Kami berasal dari keluarga kebanyakan, ayah ibu dengan enam anak laki-laki. Bisa dibayangkan betapa repotnya orang tua, dalam mengelola keuangan rumah tangga. Ayah seorang guru sekolah dasar, ibu membuka warung di sudut pasar kampung.
Masih terekam di ingatan, saat kebutuhan datang secara bersamaan. Ayah dan ibu begitu kelimpungan, mencari jalan keluar atas masalah dihadapi. Ibarat kata kepala dijadikan kaki, sungguh mereka berdua mengalami.
Hal ini jelas terlihat, saat kenaikan kelas dan atau hari kelulusan tiba. Mendaftarkan dua anak bersamaan di sekolah lebih tinggi, tentu membutuhkan dana tidak sedikit.

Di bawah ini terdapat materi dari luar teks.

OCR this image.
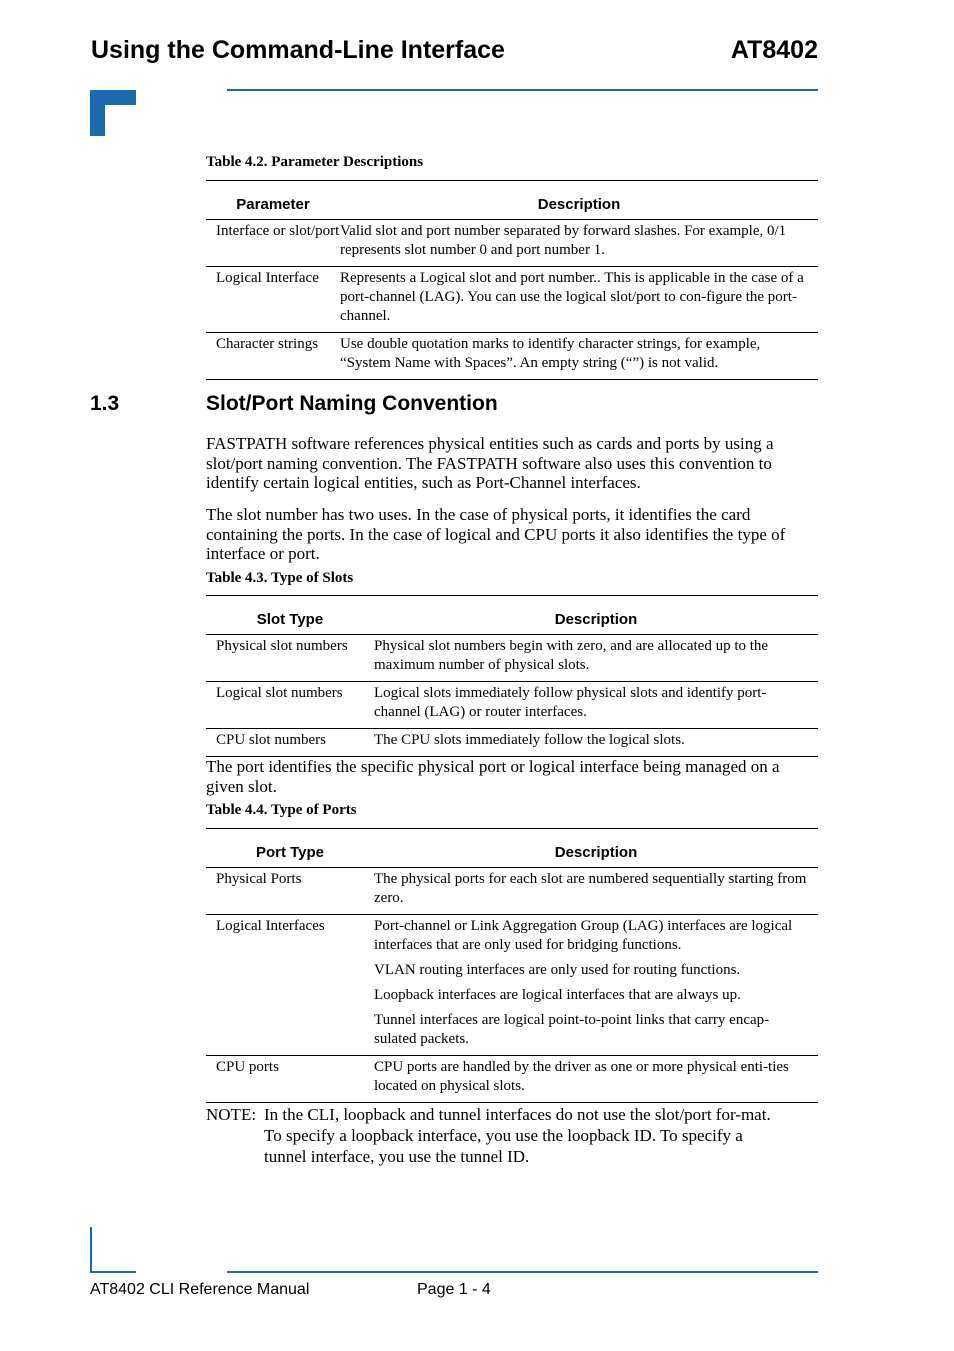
Using the Command-Line Interface	AT8402
Table 4.2. Parameter Descriptions
Parameter	Description
Interface or slot/port	Valid slot and port number separated by forward slashes. For example, 0/1 represents slot number 0 and port number 1.
Logical Interface	Represents a Logical slot and port number.. This is applicable in the case of a port-channel (LAG). You can use the logical slot/port to con-figure the port-channel.
Character strings	Use double quotation marks to identify character strings, for example, “System Name with Spaces”. An empty string (“”) is not valid.
1.3	Slot/Port Naming Convention
FASTPATH software references physical entities such as cards and ports by using a slot/port naming convention. The FASTPATH software also uses this convention to identify certain logical entities, such as Port-Channel interfaces.
The slot number has two uses. In the case of physical ports, it identifies the card containing the ports. In the case of logical and CPU ports it also identifies the type of interface or port.
Table 4.3. Type of Slots
Slot Type	Description
Physical slot numbers	Physical slot numbers begin with zero, and are allocated up to the maximum number of physical slots.
Logical slot numbers	Logical slots immediately follow physical slots and identify port-channel (LAG) or router interfaces.
CPU slot numbers	The CPU slots immediately follow the logical slots.
The port identifies the specific physical port or logical interface being managed on a given slot.
Table 4.4. Type of Ports
Port Type	Description
Physical Ports	The physical ports for each slot are numbered sequentially starting from zero.
Logical Interfaces	Port-channel or Link Aggregation Group (LAG) interfaces are logical interfaces that are only used for bridging functions.
	VLAN routing interfaces are only used for routing functions.
	Loopback interfaces are logical interfaces that are always up.
	Tunnel interfaces are logical point-to-point links that carry encap-sulated packets.
CPU ports	CPU ports are handled by the driver as one or more physical enti-ties located on physical slots.
NOTE: In the CLI, loopback and tunnel interfaces do not use the slot/port for-mat. To specify a loopback interface, you use the loopback ID. To specify a tunnel interface, you use the tunnel ID.
AT8402 CLI Reference Manual	Page 1 - 4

Sampai satu hari terbetik kabar, ibu terpeleset dan kaki kanannya jatuh ke dasar sungai kecil. Kabar terdengar dari penjual tempe, kebetulan lewat saat ibu terperosok dari bibir sungai.
Saat anak sulung hendak mengambil formulir, uang pendaftaran masuk perguruan tinggi musti disediakan. Jatah beras bulanan pegawai negeri dijual, sedikit tabungan sudah dikerahkan. Namun apalah daya, ternyata dana dibutuhkan belum ada di tangan.
Pagi subuh beriring gerimis, ibu bergegas meninggalkan dapur tempat berjibaku setiap pagi. Mengejar terbit matahari, sebelum mbarep berangkat menuju sekolah tinggi. Rumah tetangga di seberang sungai kecil, menjadi jujugan mencari pinjaman.
Sebelum sampai tujuan peristiwa naas terjadi, peristiwa yang tidak pernah diceritakan ibu, pada kami anak-anaknya.
"Bu, kakinya kok berdarah?" tanya saya
"enggak apa-apa, tadi kena pisau" Senyum itu mengembang, seolah meyakinkan bahwa semua berjalan baik-baik saja.
Jawaban yang cukup masuk akal, sehingga tidak bersambung dengan pertanyaan berikutnya.
Kisah terpelesetnya ibu di sungai kecil, tetap disimpan dan ditutup rapat dari bibir ibu. Pun ketika saya coba sampaikan, kesaksian tukang tempe yang melihatnya. Ibu bersikeras menutupi, tak ingin membagi kesedihan pada saya anaknya.